Although the majority of responses to the economics survey believe in the limited financial risks surrounding Bitcoin, many also said that governments should look further into regulating cryptocurrencies. They claimed that crypto’s anonymity makes it easier to commit tax evasion and other criminal activities compared to traditional payment methods.
Nicholas Oulton, of the London School of Economics, said: “One strand of current policy is to crack down on money laundering and tax evasion through tax havens. So it would seem odd to let crypto-currencies get around these restrictions.”
Their calls come amid reports that Coinbase is to launch a full investigation into allegations of insider trading levelled against its employees. According to CoinDesk, a number of Coinbase’s staff tipped off others to invest in the run-up to its listing of Bitcoin Cash on Tuesday – meaning a potential violation of trading rules.

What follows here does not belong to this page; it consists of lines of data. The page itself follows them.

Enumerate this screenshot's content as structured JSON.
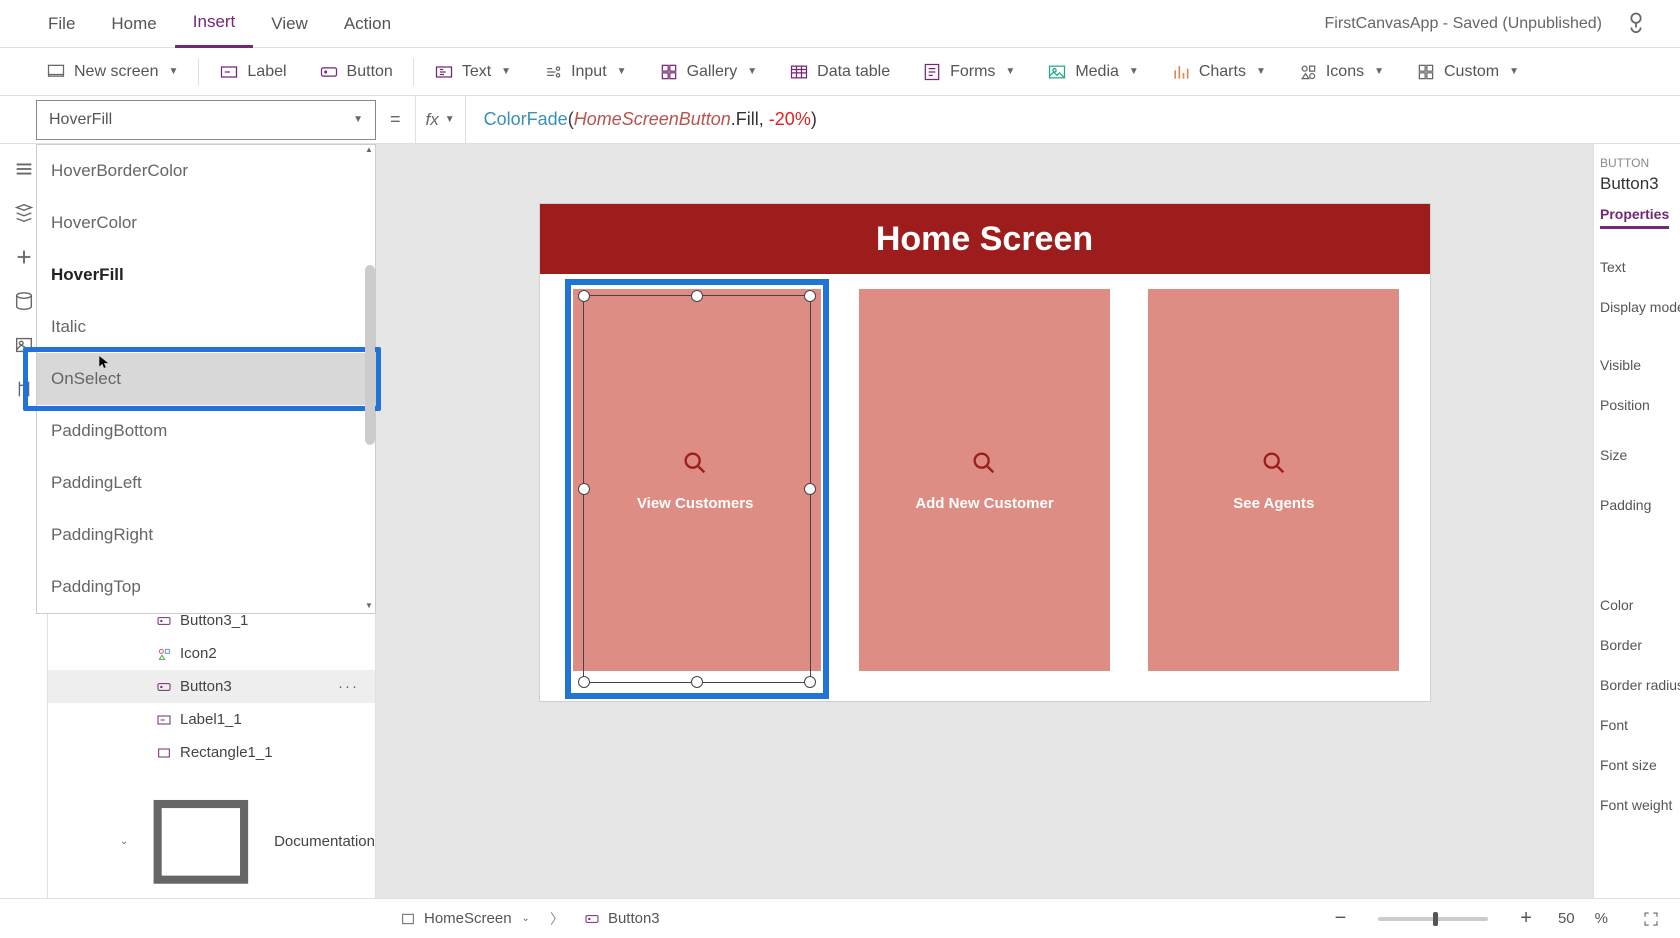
{
  "app": {
    "title_status": "FirstCanvasApp - Saved (Unpublished)"
  },
  "menu": {
    "file": "File",
    "home": "Home",
    "insert": "Insert",
    "view": "View",
    "action": "Action"
  },
  "ribbon": {
    "new_screen": "New screen",
    "label": "Label",
    "button": "Button",
    "text": "Text",
    "input": "Input",
    "gallery": "Gallery",
    "data_table": "Data table",
    "forms": "Forms",
    "media": "Media",
    "charts": "Charts",
    "icons": "Icons",
    "custom": "Custom"
  },
  "property_selector": {
    "value": "HoverFill"
  },
  "formula": {
    "fn": "ColorFade",
    "ref": "HomeScreenButton",
    "prop": ".Fill, ",
    "neg": "-20",
    "pct": "%"
  },
  "dropdown_items": {
    "i0": "HoverBorderColor",
    "i1": "HoverColor",
    "i2": "HoverFill",
    "i3": "Italic",
    "i4": "OnSelect",
    "i5": "PaddingBottom",
    "i6": "PaddingLeft",
    "i7": "PaddingRight",
    "i8": "PaddingTop"
  },
  "tree": {
    "t0": "Button3_1",
    "t1": "Icon2",
    "t2": "Button3",
    "t3": "Label1_1",
    "t4": "Rectangle1_1",
    "g0": "Documentation"
  },
  "canvas": {
    "header": "Home Screen",
    "card1": "View Customers",
    "card2": "Add New Customer",
    "card3": "See Agents"
  },
  "props": {
    "type": "BUTTON",
    "name": "Button3",
    "tab": "Properties",
    "r0": "Text",
    "r1": "Display mode",
    "r2": "Visible",
    "r3": "Position",
    "r4": "Size",
    "r5": "Padding",
    "r6": "Color",
    "r7": "Border",
    "r8": "Border radius",
    "r9": "Font",
    "r10": "Font size",
    "r11": "Font weight"
  },
  "bottom": {
    "screen": "HomeScreen",
    "sel": "Button3",
    "zoom": "50",
    "pct": "%"
  }
}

According to Coinbase itself, Bitcoin Cash (a ‘hard fork‘ of Bitcoin) climbed to new heights on Tuesday, setting a new record of $2,500 in value, before rising 21% and hitting an all-time high of £3,700 on Wednesday. But this high has also been dashed from Bitcoin Cash, as it tumbled alongside its big brother between Thursday and Friday. As of midday Friday, the derivative has depreciated 30% in value, sinking back to around $2,500.
In a blog post, Coinbase CEO Brian Armstrong asserted that insider trading would not be tolerated. Armstrong wrote: “Given the price increase in the hours leading up the announcement, we will be conducting an investigation into this matter. If we find evidence of any employee or contractor violating our policies — directly or indirectly — I will not hesitate to terminate the employee immediately and take appropriate legal action.”